Assignment operator overloading: returning void versus returning reference parameter

Question

Some of the assignment overloading operator examples I see online look like this:

#include <iostream>
using namespace std;

class Distance {
   private:
      int feet;             // 0 to infinite
      int inches;           // 0 to 12
   public:
      // required constructors
      Distance(){
         feet = 0;
         inches = 0;
      }

      Distance(int f, int i){
         feet = f;
         inches = i;
      }

      void operator = (const Distance &D ) { 
         cout << "assigning..." << endl;
         feet = D.feet;
         inches = D.inches;
      }

      // method to display distance
      void displayDistance() {
         cout << "F: " << feet <<  " I:" <<  inches << endl;
      }

};

int main() {
   Distance D1(11, 10), D2(5, 11);

   cout << "First Distance : "; 
   D1.displayDistance();
   cout << "Second Distance :"; 
   D2.displayDistance();

   // use assignment operator
   D1 = D2;
   cout << "First Distance :"; 
   D1.displayDistance();

   return 0;
}

They return void from the overloaded function. This makes sense to me if D1 is the object being called.

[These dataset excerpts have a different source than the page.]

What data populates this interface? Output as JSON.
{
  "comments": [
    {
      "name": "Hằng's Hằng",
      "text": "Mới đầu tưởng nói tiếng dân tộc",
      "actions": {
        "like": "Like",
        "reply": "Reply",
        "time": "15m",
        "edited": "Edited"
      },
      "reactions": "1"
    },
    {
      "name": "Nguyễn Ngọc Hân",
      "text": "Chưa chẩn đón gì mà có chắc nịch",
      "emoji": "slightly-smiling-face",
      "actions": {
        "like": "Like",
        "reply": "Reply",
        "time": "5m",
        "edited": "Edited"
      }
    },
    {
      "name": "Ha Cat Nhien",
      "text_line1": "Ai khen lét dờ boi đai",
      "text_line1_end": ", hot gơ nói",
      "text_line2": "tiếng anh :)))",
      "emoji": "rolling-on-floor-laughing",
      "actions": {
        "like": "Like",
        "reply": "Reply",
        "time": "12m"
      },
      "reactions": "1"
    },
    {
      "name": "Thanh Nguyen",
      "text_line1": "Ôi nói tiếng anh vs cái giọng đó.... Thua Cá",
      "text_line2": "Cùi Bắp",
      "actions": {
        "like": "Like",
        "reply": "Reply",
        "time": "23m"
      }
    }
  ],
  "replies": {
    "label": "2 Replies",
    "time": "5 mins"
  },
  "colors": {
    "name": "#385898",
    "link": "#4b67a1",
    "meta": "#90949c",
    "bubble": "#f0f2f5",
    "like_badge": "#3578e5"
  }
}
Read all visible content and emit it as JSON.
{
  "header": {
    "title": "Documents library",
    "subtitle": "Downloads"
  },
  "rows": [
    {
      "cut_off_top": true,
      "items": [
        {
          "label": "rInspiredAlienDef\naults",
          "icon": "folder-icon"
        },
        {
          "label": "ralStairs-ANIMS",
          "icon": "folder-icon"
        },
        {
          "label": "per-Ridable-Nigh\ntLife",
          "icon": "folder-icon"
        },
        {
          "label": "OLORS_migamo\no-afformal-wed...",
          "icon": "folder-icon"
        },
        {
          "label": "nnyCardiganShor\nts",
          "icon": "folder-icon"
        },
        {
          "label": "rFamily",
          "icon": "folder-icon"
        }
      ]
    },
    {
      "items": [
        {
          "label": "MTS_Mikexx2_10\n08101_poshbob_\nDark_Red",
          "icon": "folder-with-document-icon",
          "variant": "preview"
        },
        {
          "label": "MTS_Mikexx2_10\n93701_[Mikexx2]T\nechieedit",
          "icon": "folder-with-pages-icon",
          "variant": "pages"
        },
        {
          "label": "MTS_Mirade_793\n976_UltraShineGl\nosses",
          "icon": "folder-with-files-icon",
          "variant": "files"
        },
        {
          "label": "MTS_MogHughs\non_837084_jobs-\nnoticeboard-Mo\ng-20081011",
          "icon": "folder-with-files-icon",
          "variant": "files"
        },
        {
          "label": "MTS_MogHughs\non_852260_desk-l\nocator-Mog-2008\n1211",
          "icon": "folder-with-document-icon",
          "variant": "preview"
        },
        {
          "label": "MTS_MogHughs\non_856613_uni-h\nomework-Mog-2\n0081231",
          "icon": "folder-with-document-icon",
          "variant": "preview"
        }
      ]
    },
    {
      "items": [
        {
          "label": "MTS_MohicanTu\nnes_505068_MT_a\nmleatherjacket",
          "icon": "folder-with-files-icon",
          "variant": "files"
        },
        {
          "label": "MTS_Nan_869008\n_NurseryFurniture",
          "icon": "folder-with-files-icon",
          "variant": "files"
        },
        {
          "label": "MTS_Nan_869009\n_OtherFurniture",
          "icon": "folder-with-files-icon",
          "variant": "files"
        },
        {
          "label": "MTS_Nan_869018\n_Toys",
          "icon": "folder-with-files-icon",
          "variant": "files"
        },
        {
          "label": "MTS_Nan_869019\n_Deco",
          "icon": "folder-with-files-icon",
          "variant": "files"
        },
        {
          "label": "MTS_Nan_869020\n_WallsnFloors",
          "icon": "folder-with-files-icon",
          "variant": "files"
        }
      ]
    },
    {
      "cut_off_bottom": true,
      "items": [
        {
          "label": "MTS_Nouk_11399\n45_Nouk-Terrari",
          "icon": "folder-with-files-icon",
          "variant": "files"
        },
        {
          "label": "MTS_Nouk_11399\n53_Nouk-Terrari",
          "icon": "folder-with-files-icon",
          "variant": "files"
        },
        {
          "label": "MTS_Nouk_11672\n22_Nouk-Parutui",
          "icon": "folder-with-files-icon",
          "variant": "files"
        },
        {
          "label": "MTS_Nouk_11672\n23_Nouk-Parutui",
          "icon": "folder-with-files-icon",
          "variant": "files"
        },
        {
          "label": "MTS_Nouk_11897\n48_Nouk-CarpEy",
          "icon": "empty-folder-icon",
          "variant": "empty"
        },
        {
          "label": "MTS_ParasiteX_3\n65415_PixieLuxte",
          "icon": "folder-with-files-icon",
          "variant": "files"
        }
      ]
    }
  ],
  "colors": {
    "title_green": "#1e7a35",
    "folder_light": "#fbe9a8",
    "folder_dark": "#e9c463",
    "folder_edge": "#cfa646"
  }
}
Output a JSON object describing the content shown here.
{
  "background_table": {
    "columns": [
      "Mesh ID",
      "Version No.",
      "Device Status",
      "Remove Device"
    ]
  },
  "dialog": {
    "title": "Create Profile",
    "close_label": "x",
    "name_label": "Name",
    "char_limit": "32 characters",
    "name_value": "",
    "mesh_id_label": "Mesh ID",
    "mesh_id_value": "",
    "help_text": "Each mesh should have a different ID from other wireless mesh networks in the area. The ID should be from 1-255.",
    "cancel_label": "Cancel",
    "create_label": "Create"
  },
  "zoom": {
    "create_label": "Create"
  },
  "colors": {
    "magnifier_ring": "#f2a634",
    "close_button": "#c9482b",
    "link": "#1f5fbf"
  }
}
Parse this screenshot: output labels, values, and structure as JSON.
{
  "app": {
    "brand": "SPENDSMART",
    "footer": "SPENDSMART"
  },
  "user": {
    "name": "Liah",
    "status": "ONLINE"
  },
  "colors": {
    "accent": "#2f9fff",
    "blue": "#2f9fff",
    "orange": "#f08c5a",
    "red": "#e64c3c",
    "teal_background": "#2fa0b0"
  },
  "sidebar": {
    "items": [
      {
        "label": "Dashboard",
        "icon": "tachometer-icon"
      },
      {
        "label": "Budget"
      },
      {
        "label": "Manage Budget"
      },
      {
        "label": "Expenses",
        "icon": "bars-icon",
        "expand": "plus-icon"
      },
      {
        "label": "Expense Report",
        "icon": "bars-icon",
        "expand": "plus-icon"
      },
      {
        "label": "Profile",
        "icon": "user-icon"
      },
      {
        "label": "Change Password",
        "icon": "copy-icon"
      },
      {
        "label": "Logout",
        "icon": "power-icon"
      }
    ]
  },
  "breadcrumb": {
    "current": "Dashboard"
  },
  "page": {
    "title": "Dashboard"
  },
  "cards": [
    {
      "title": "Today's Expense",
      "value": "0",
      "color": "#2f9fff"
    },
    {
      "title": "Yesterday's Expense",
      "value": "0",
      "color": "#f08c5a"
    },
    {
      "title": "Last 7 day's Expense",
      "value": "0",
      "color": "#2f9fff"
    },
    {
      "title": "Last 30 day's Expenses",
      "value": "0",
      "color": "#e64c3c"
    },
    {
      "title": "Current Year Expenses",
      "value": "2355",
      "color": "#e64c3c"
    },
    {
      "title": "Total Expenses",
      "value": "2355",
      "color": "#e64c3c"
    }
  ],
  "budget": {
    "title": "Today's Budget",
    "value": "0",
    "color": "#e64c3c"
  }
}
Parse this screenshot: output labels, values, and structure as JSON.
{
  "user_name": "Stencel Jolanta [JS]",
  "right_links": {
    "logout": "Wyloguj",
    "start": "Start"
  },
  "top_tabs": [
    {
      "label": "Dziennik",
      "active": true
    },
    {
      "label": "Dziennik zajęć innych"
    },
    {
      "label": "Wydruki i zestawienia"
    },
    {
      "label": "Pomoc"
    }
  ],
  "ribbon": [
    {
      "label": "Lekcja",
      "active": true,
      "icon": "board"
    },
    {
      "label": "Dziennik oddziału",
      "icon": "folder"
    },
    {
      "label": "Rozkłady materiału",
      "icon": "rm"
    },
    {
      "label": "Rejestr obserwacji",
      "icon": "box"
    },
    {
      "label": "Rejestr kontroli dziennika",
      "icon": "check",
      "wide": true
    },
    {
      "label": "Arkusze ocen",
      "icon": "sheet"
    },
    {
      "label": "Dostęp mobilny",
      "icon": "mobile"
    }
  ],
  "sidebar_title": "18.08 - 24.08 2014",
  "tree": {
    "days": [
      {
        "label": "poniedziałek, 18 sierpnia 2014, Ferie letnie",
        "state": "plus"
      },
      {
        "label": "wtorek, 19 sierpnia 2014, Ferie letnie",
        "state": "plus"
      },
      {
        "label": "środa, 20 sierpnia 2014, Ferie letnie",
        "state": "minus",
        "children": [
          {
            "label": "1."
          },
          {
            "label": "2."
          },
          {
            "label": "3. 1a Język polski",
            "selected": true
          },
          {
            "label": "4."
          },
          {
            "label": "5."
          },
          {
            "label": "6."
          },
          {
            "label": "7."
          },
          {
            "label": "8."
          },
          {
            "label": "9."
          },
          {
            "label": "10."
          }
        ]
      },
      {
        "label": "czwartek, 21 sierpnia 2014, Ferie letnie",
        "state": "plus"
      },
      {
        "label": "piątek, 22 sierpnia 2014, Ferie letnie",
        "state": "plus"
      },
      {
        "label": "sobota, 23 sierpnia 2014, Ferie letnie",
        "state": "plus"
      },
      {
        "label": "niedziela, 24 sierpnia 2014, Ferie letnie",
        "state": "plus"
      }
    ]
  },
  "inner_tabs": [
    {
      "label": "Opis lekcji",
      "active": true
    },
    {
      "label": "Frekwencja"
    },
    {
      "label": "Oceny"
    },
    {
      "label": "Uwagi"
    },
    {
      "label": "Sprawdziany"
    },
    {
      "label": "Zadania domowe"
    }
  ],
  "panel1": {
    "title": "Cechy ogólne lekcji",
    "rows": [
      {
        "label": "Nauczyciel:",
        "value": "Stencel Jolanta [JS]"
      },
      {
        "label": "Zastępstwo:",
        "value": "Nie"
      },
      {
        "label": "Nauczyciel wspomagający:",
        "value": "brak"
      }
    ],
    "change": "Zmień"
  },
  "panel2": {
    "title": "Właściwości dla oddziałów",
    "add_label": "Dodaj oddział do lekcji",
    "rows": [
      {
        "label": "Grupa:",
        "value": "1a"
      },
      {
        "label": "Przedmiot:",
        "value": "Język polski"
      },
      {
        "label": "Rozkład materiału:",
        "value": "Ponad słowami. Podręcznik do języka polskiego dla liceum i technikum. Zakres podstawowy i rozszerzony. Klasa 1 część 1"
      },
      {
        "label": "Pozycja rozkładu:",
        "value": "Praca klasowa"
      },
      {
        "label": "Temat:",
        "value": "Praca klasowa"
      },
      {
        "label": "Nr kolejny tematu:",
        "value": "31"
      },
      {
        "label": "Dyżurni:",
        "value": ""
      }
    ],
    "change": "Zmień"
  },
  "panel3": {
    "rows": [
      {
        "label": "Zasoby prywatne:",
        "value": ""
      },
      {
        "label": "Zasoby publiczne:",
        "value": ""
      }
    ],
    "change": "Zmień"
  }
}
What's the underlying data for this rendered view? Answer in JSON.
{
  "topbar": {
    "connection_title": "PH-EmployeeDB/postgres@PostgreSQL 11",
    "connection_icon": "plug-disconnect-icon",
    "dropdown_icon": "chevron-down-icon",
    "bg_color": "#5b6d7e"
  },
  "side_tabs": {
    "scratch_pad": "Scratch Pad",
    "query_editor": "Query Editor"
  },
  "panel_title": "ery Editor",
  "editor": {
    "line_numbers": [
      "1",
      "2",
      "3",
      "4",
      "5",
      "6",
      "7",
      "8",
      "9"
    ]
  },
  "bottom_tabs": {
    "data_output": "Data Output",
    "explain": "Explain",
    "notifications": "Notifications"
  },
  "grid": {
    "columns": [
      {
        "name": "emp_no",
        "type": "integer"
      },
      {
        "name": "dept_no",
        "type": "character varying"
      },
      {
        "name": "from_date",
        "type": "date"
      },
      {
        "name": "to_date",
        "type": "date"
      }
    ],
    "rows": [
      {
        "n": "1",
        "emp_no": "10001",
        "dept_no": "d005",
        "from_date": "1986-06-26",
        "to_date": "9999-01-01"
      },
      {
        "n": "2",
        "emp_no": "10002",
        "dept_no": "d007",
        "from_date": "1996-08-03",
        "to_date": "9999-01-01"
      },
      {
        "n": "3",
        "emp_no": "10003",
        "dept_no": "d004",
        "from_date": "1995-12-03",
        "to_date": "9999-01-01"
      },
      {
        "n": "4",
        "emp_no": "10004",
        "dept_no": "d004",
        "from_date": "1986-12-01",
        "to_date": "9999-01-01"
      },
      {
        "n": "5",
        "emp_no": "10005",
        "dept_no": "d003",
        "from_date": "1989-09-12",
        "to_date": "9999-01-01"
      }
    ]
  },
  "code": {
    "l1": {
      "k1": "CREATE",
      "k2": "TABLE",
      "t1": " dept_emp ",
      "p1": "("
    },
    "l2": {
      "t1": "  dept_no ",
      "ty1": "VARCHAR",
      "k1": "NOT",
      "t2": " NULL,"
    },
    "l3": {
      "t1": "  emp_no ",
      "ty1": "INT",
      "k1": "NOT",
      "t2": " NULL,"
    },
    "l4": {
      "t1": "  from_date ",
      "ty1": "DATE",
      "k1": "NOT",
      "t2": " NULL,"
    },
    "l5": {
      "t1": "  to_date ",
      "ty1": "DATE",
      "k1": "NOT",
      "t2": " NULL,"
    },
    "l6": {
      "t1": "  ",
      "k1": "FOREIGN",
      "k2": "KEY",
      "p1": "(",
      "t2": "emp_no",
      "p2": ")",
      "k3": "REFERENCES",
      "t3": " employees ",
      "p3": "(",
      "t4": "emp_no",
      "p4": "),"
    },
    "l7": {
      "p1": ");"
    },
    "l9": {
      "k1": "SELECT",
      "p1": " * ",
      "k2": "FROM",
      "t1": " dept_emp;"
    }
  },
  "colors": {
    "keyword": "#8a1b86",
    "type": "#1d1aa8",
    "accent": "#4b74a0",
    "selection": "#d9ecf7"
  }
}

Other examples return a reference to a class object.

#include <iostream>
using namespace std;

class Distance {
   private:
      int feet;             // 0 to infinite
      int inches;           // 0 to 12
   public:
      // required constructors
      Distance(){
         feet = 0;
         inches = 0;
      }

      Distance(int f, int i){
         feet = f;
         inches = i;
      }

      Distance& operator = (const Distance &D ) { 
         cout << "assigning..." << endl;
         feet = D.feet;
         inches = D.inches;
         return *this;
      }

      // method to display distance
      void displayDistance() {
         cout << "F: " << feet <<  " I:" <<  inches << endl;
      }

};

int main() {
   Distance D1(11, 10), D2(5, 11);

   cout << "First Distance : "; 
   D1.displayDistance();
   cout << "Second Distance :"; 
   D2.displayDistance();

   // use assignment operator
   D1 = D2;
   cout << "First Distance :"; 
   D1.displayDistance();

   return 0;
}

This does not make sense to me (when taking the first example into consideration). If in the first example D1 = D2; invokes something like D1.=(D2);, why would the second example work in that case? Is it something like D1 = D1.=(D2);? And does it make any difference at the end of the day?

Answer 1

Although C++ language lets you overload assignment operator with any return type, including void, you should strongly consider following a widespread convention of returning a reference to the assignee from the operator.

The rationale for it is that

A = B;

will work no matter what the assignment returns, while

A = B = C;

which is a perfect chain of assignments will break, unless B = C returns something assignment-compatible to A (which is usually an object of the same type as A).

Another problem is in situations when you must compare the object as part of a larger expression, for example

mytype obj;
while ((obj = read_obj(cin)) != END_OBJ) {
    ...
}

Hence, the biggest drawback to returning void is inability to chain assignments and use them in places where void is not allowed.

Answer 2

As a convention, assignment operator usually returns reference (to *this); which makes it possible to chain the assignment, just like the behavior of those built-in types. e.g.

Distance D1, D2, D3;
D1 = D2 = D3;

For D1 = D2;, it's equivalent with D1.operator=(D2);. It doesn't change for the 2nd case, the returned value is just discarded. For D1 = D2 = D3;, it's equivalent with D1.operator=(D2.operator=(D3));. Note the returned value (i.e. reference to D2) is used as the argument for the assignment operator called on D1.